SERAYUNEWS – Isu seputar blacklist terhadap Warga Negara Indonesia (WNI) di Jepang ramai diperbincangkan publik, usai beredar video pejabat Jepang dengan seorang YouTuber Indonesia, Neo Japan.
Dalam video tersebut, sang pejabat menyampaikan kekhawatiran serius atas meningkatnya keresahan warga lokal Jepang terhadap sejumlah perilaku buruk yang dilakukan sebagian WNI.
Isu ini bahkan sempat membuat gaduh linimasa.
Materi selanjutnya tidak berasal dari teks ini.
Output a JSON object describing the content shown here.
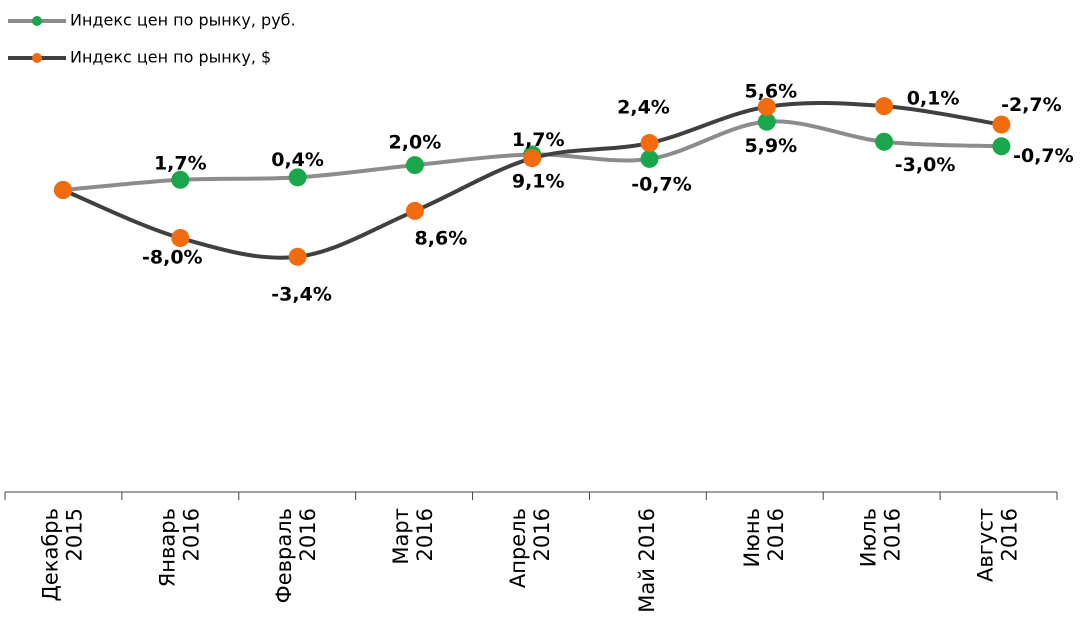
{
  "chart_data": {
    "type": "line",
    "categories": [
      "Декабрь\n2015",
      "Январь\n2016",
      "Февраль\n2016",
      "Март\n2016",
      "Апрель\n2016",
      "Май 2016",
      "Июнь\n2016",
      "Июль\n2016",
      "Август\n2016"
    ],
    "series": [
      {
        "name": "Индекс цен по рынку, руб.",
        "color": "#8c8c8c",
        "marker_color": "#1aa64a",
        "values": [
          0,
          1.7,
          0.4,
          2.0,
          1.7,
          -0.7,
          5.9,
          -3.0,
          -0.7
        ],
        "value_labels": [
          null,
          "1,7%",
          "0,4%",
          "2,0%",
          "1,7%",
          "-0,7%",
          "5,9%",
          "-3,0%",
          "-0,7%"
        ]
      },
      {
        "name": "Индекс цен по рынку, $",
        "color": "#404040",
        "marker_color": "#f26b0f",
        "values": [
          0,
          -8.0,
          -3.4,
          8.6,
          9.1,
          2.4,
          5.6,
          0.1,
          -2.7
        ],
        "value_labels": [
          null,
          "-8,0%",
          "-3,4%",
          "8,6%",
          "9,1%",
          "2,4%",
          "5,6%",
          "0,1%",
          "-2,7%"
        ]
      }
    ],
    "legend": "top-left"
  }
}
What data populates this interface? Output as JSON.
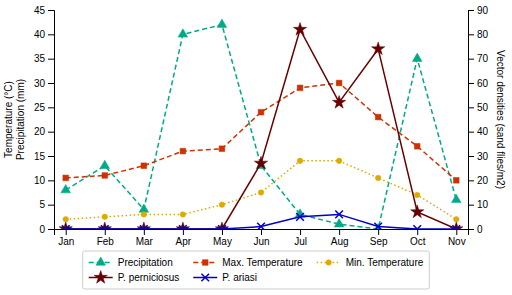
{
  "chart_data": {
    "type": "line",
    "categories": [
      "Jan",
      "Feb",
      "Mar",
      "Apr",
      "May",
      "Jun",
      "Jul",
      "Aug",
      "Sep",
      "Oct",
      "Nov"
    ],
    "ylabel": "Temperature (°C)\nPrecipitation (mm)",
    "y2label": "Vector densities (sand flies/m2)",
    "ylim": [
      0,
      45
    ],
    "yticks": [
      0,
      5,
      10,
      15,
      20,
      25,
      30,
      35,
      40,
      45
    ],
    "y2lim": [
      0,
      90
    ],
    "y2ticks": [
      0,
      10,
      20,
      30,
      40,
      50,
      60,
      70,
      80,
      90
    ],
    "grid": false,
    "legend": "bottom",
    "series": [
      {
        "name": "Precipitation",
        "color": "#00AA88",
        "marker": "triangle",
        "line_style": "dashed",
        "values": [
          8,
          13,
          4,
          40,
          42,
          13,
          3,
          1,
          0,
          35,
          6
        ]
      },
      {
        "name": "Max. Temperature",
        "color": "#CC3300",
        "marker": "square",
        "line_style": "dashed",
        "values": [
          10.5,
          11,
          13,
          16,
          16.5,
          24,
          29,
          30,
          23,
          17,
          10
        ]
      },
      {
        "name": "Min. Temperature",
        "color": "#DDAA00",
        "marker": "circle",
        "line_style": "dotted",
        "values": [
          2,
          2.5,
          3,
          3,
          5,
          7.5,
          14,
          14,
          10.5,
          7,
          2
        ]
      },
      {
        "name": "P. perniciosus",
        "color": "#660000",
        "marker": "star",
        "line_style": "solid",
        "axis": "y2",
        "values": [
          0,
          0,
          0,
          0,
          0,
          27,
          82,
          52,
          74,
          7,
          0
        ]
      },
      {
        "name": "P. ariasi",
        "color": "#0000CC",
        "marker": "x",
        "line_style": "solid",
        "axis": "y2",
        "values": [
          0,
          0,
          0,
          0,
          0,
          1,
          5,
          6,
          1,
          0,
          0
        ]
      }
    ]
  }
}
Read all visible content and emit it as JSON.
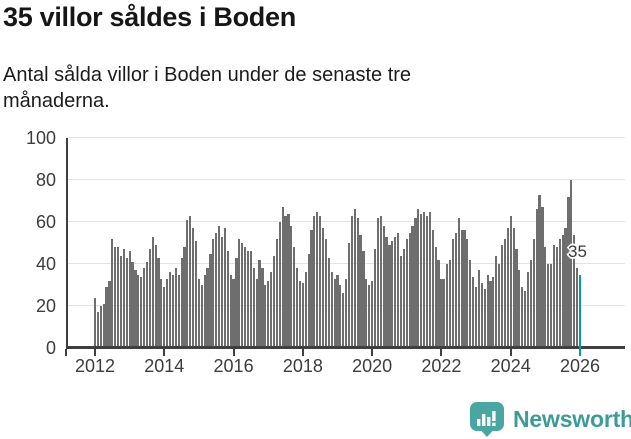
{
  "header": {
    "title": "35 villor såldes i Boden",
    "subtitle": "Antal sålda villor i Boden under de senaste tre månaderna."
  },
  "chart_data": {
    "type": "bar",
    "title": "35 villor såldes i Boden",
    "subtitle": "Antal sålda villor i Boden under de senaste tre månaderna.",
    "xlabel": "",
    "ylabel": "",
    "ylim": [
      0,
      100
    ],
    "y_ticks": [
      0,
      20,
      40,
      60,
      80,
      100
    ],
    "x_ticks": [
      "2012",
      "2014",
      "2016",
      "2018",
      "2020",
      "2022",
      "2024",
      "2026"
    ],
    "x_period": "monthly, Jan 2012 to Jan 2026, rolling 3-month totals",
    "grid": true,
    "legend_position": "none",
    "bar_color": "#6e6e6e",
    "highlight": {
      "index": 168,
      "label": "35",
      "color": "#009fa0"
    },
    "values": [
      24,
      17,
      20,
      21,
      29,
      32,
      52,
      48,
      48,
      44,
      47,
      43,
      46,
      41,
      37,
      35,
      34,
      38,
      41,
      47,
      53,
      49,
      43,
      33,
      29,
      33,
      36,
      35,
      38,
      35,
      43,
      48,
      61,
      63,
      57,
      51,
      33,
      30,
      35,
      38,
      45,
      52,
      55,
      58,
      53,
      57,
      46,
      35,
      33,
      43,
      52,
      50,
      48,
      46,
      46,
      38,
      33,
      42,
      38,
      30,
      32,
      36,
      44,
      52,
      60,
      67,
      63,
      64,
      58,
      48,
      38,
      32,
      31,
      36,
      45,
      56,
      63,
      65,
      63,
      57,
      52,
      43,
      36,
      33,
      35,
      30,
      26,
      33,
      50,
      63,
      66,
      62,
      54,
      46,
      33,
      30,
      32,
      47,
      62,
      63,
      58,
      53,
      49,
      51,
      53,
      55,
      44,
      47,
      52,
      55,
      58,
      62,
      66,
      64,
      65,
      63,
      65,
      56,
      48,
      42,
      33,
      33,
      40,
      42,
      52,
      55,
      62,
      56,
      56,
      52,
      42,
      34,
      29,
      37,
      31,
      28,
      35,
      32,
      34,
      44,
      40,
      49,
      52,
      57,
      63,
      57,
      47,
      37,
      29,
      27,
      36,
      42,
      52,
      66,
      73,
      67,
      48,
      40,
      40,
      49,
      48,
      52,
      54,
      57,
      72,
      80,
      54,
      38,
      35
    ]
  },
  "footer": {
    "brand": "Newsworthy",
    "brand_color": "#3e9c98",
    "logo_icon": "speech-bubble-bar-chart"
  },
  "colors": {
    "bar": "#6e6e6e",
    "highlight": "#009fa0",
    "axis": "#3f3f3f",
    "gridline": "#e3e3e3",
    "text": "#1c1c1c"
  }
}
Banyak yang panik, terutama mereka yang tengah merencanakan kerja, kuliah, atau sekadar berwisata ke Negeri Sakura.
Apakah benar Jepang akan menutup pintunya untuk orang Indonesia mulai 2026?
Salah satu insiden yang diduga menjadi sorotan adalah aktivitas sekelompok warga Indonesia yang tergabung dalam organisasi silat Persaudaraan Setia Hati Terate (PSHT) di Jepang.
Mereka diketahui berlatih silat dan membentangkan spanduk di area publik seperti jembatan dan taman tanpa izin dari otoritas setempat.
Hal ini dianggap melanggar ketertiban umum dan mengganggu kenyamanan warga.
Meski PSHT sudah meminta maaf dan berjanji menaati aturan, kejadian tersebut rupanya memperburuk citra Indonesia di mata publik Jepang.
Tidak berhenti di situ, kasus kriminal yang dilakukan tiga WNI di Prefektur Ibaraki turut menambah tekanan.
Ketiganya terlibat dalam aksi perampokan rumah warga Jepang pada 2 Januari 2025, dan berhasil ditangkap pada 30 Juni lalu.
Mirisnya, mereka diketahui sebagai overstayer alias tinggal di Jepang melebihi izin yang diberikan.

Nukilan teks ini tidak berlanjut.